Google’s attempt to not offend anyone offended a lot of people. Pichai said that Google wants to provide accurate and unbiased information and yet the solutions were designed in such a way that this was an unlikely outcome. This also reinforced perceptions and data suggesting that Google search results are also skewed to further the company’s interests.
The Impact
Google’s stock rallied back a little bit on Tuesday, only to fall again on Wednesday, gain back a little of the loss on Thursday, and is still off from last week. While the stock market is not the only barometer of success, it is definitely a signal of what individuals in the market expect to be Google’s long-term prospects.

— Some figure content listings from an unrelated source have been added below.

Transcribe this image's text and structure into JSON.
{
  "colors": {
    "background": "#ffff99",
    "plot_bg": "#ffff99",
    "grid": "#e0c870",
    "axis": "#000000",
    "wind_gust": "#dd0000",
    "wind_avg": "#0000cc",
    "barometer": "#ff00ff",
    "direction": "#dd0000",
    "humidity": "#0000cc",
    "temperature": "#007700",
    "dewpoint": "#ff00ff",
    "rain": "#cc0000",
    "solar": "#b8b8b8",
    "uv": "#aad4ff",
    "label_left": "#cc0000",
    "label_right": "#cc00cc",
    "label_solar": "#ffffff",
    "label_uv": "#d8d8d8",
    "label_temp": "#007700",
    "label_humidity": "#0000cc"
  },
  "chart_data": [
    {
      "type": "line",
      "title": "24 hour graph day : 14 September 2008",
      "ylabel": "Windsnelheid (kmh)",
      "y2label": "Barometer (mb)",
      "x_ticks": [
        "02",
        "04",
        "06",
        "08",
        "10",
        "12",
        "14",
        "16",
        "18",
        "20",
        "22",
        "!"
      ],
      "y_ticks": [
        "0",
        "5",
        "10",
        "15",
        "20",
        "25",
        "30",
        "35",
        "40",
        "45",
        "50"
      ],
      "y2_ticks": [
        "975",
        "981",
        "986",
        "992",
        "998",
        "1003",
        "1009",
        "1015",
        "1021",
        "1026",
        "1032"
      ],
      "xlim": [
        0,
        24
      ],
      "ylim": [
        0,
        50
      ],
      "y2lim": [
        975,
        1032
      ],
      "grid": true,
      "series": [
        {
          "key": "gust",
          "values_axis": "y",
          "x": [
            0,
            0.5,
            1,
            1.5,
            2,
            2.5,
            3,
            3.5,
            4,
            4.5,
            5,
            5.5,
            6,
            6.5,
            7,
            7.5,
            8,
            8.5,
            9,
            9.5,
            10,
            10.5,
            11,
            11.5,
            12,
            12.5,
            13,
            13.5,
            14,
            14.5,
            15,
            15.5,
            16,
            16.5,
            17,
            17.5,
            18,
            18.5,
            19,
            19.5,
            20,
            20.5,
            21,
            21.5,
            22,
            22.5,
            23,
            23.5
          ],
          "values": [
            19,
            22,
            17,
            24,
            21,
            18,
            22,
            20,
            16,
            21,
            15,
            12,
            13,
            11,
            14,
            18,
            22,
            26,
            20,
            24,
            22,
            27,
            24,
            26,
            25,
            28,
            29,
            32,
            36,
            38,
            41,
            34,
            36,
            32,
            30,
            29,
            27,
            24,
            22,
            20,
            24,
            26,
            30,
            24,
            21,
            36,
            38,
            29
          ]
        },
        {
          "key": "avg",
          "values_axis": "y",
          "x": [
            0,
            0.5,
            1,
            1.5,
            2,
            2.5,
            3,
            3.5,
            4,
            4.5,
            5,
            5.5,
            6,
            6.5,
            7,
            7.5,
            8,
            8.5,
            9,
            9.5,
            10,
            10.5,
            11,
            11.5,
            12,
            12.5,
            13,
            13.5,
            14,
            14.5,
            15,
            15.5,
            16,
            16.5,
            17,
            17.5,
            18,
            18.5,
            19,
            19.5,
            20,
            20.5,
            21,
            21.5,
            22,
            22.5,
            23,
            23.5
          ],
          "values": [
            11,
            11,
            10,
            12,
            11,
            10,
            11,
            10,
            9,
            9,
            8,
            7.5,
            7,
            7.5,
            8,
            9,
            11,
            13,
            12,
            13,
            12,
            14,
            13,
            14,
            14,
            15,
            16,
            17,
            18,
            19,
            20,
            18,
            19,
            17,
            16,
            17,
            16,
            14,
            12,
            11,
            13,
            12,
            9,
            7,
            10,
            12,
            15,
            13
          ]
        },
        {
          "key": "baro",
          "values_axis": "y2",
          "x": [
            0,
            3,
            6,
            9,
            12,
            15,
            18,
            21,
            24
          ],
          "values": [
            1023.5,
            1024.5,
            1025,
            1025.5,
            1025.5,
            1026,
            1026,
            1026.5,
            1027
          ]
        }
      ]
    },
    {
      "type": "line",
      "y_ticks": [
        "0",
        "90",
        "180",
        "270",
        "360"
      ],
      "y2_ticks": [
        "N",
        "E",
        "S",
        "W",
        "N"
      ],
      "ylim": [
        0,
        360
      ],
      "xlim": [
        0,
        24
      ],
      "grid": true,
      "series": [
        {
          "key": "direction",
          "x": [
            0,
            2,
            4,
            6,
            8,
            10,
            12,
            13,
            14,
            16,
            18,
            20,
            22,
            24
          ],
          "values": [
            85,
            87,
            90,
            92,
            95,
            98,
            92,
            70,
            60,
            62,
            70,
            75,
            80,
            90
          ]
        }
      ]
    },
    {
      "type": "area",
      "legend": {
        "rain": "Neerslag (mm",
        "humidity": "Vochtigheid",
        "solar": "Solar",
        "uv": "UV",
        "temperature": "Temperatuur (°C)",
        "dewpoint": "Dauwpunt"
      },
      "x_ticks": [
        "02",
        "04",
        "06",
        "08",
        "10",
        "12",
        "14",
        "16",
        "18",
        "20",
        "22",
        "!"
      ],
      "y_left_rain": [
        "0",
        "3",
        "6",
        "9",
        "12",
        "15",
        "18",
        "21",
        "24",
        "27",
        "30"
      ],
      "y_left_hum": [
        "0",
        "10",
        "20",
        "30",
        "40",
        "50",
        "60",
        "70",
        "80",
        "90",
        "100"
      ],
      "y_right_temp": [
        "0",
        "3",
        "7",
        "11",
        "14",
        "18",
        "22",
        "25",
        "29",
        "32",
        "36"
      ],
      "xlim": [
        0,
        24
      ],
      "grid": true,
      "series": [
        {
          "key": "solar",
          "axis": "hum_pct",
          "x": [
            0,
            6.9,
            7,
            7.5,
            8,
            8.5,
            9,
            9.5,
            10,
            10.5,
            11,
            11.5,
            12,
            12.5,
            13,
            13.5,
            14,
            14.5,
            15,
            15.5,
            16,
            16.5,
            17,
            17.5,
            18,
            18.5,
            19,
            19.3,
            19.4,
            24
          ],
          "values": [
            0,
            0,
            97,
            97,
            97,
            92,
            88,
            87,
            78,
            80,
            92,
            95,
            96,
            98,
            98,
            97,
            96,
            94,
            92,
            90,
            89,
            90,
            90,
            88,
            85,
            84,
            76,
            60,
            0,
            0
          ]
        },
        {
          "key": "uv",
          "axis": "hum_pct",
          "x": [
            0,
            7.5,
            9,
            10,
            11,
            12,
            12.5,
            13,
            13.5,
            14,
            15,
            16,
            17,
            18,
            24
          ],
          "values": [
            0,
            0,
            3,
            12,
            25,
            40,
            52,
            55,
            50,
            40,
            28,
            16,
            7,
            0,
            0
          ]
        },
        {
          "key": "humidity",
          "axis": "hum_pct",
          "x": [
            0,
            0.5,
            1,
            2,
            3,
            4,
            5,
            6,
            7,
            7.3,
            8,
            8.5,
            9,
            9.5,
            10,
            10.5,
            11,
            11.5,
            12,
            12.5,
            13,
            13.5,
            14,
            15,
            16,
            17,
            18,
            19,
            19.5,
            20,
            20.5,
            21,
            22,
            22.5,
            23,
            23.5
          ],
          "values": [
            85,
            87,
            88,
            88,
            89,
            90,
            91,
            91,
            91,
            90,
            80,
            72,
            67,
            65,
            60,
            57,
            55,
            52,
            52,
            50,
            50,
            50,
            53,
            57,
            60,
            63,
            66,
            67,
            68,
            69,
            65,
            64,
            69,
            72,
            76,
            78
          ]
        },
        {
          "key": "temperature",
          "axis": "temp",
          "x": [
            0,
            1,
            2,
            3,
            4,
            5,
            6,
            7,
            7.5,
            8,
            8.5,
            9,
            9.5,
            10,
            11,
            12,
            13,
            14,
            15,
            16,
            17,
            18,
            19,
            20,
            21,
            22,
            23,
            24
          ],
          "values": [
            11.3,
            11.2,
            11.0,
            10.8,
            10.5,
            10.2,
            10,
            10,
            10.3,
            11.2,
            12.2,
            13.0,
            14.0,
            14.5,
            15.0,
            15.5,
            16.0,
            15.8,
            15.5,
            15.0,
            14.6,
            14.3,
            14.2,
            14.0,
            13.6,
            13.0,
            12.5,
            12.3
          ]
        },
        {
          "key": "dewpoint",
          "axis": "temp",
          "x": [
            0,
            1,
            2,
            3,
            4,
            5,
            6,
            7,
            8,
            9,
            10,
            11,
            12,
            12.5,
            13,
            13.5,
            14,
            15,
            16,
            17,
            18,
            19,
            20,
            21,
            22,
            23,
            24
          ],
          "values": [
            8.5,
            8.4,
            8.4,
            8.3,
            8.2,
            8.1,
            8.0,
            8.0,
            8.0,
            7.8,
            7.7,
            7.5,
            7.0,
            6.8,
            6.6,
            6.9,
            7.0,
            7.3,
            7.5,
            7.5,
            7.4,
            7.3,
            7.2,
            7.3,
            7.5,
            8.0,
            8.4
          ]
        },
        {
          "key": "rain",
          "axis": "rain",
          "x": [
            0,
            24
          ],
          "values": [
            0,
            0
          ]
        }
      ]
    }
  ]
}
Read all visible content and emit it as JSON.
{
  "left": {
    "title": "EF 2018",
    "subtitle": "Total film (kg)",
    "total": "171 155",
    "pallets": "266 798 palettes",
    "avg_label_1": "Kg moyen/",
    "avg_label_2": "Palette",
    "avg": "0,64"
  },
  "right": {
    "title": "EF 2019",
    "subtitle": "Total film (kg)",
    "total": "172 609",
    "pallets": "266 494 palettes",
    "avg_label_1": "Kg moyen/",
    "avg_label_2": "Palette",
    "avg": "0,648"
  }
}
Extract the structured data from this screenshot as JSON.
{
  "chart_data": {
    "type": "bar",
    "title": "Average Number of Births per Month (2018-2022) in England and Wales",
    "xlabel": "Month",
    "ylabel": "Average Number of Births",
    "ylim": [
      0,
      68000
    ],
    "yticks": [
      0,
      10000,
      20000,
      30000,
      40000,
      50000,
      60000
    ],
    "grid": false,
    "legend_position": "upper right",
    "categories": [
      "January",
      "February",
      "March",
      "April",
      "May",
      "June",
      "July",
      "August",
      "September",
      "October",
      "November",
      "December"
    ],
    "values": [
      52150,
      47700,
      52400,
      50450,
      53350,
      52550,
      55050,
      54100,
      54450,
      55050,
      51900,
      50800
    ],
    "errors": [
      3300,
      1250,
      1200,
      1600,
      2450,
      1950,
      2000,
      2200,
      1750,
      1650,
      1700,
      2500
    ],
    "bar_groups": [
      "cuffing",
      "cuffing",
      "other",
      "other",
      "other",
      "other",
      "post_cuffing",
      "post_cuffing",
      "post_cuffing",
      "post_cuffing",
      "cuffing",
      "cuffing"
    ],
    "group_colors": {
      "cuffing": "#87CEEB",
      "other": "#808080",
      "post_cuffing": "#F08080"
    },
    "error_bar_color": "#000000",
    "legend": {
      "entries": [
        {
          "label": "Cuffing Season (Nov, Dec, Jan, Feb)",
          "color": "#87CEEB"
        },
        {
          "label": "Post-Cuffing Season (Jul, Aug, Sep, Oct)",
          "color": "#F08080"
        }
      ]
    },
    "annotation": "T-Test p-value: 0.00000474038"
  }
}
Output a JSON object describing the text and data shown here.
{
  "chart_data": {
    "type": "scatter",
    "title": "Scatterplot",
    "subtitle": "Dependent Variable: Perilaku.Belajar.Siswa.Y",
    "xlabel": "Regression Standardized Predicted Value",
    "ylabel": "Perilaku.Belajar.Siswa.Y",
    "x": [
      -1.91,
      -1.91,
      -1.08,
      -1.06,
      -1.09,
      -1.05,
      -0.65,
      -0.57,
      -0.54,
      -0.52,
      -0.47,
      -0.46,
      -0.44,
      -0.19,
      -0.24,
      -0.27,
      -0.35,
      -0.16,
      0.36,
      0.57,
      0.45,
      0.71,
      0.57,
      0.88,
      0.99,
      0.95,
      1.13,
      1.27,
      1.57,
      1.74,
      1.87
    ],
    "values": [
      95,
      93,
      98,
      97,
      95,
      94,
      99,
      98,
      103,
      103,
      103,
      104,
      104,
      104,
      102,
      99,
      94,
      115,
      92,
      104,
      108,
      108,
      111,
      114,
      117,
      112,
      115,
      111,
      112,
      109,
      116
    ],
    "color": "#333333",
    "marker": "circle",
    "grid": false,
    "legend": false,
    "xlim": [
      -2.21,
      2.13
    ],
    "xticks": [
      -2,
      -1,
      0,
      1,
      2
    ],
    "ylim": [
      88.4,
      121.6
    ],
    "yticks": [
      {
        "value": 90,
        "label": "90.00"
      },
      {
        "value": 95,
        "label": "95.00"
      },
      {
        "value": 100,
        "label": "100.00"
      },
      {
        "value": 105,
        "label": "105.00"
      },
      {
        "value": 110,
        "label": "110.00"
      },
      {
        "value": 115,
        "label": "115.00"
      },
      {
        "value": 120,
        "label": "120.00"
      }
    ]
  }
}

Unintended consequences are the hallmark of our time because so many foolish people focus solely on their own good intentions and don’t consider “what could go wrong.” The problem for Google is the reputational impact is more significant this time because it calls into question whether you should trust Google products as opposed to its marketing. The impact could extend beyond generative AI and infect the way consumers think about Google’s search products. Do search results create their own false narratives to serve some vague company principle or its economic engine?
Every generative AI enterprise buyer is considering who to trust. It just became a little bit harder to trust Google. People use all sorts of shortcuts to manage the clutter of information overload. When something unexpected occurs, an easy organizing principle is: once could be an anomaly; twice could be a coincidence; three times is a trend.
Will this blow over and be forgotten? Google can survive this. One asset that Google has in this regard is that very few companies are using its models, just as few people were paying attention to Bard or the Gemini model releases when they arrived. So the company can control the full process and limit the damage to the reputational hits inflicted thus far. However, buyers who were exposed to these incidents may wind up leaning against Google because a little more uncertainty crept into the story of Google and generative AI this week.
On-point analysis, Bret! Reading the experiences that people have with Microsoft Copilot, much anecdotal I admit, I have a feeling that the public’s skepsis of these new chatbots is catching up with the hype. Google has been under a magnifying glass from the start, of course, and that’s only going to increase if they keep making mistakes (especially mistakes that are obvious to anyone and that simply could’ve been avoided).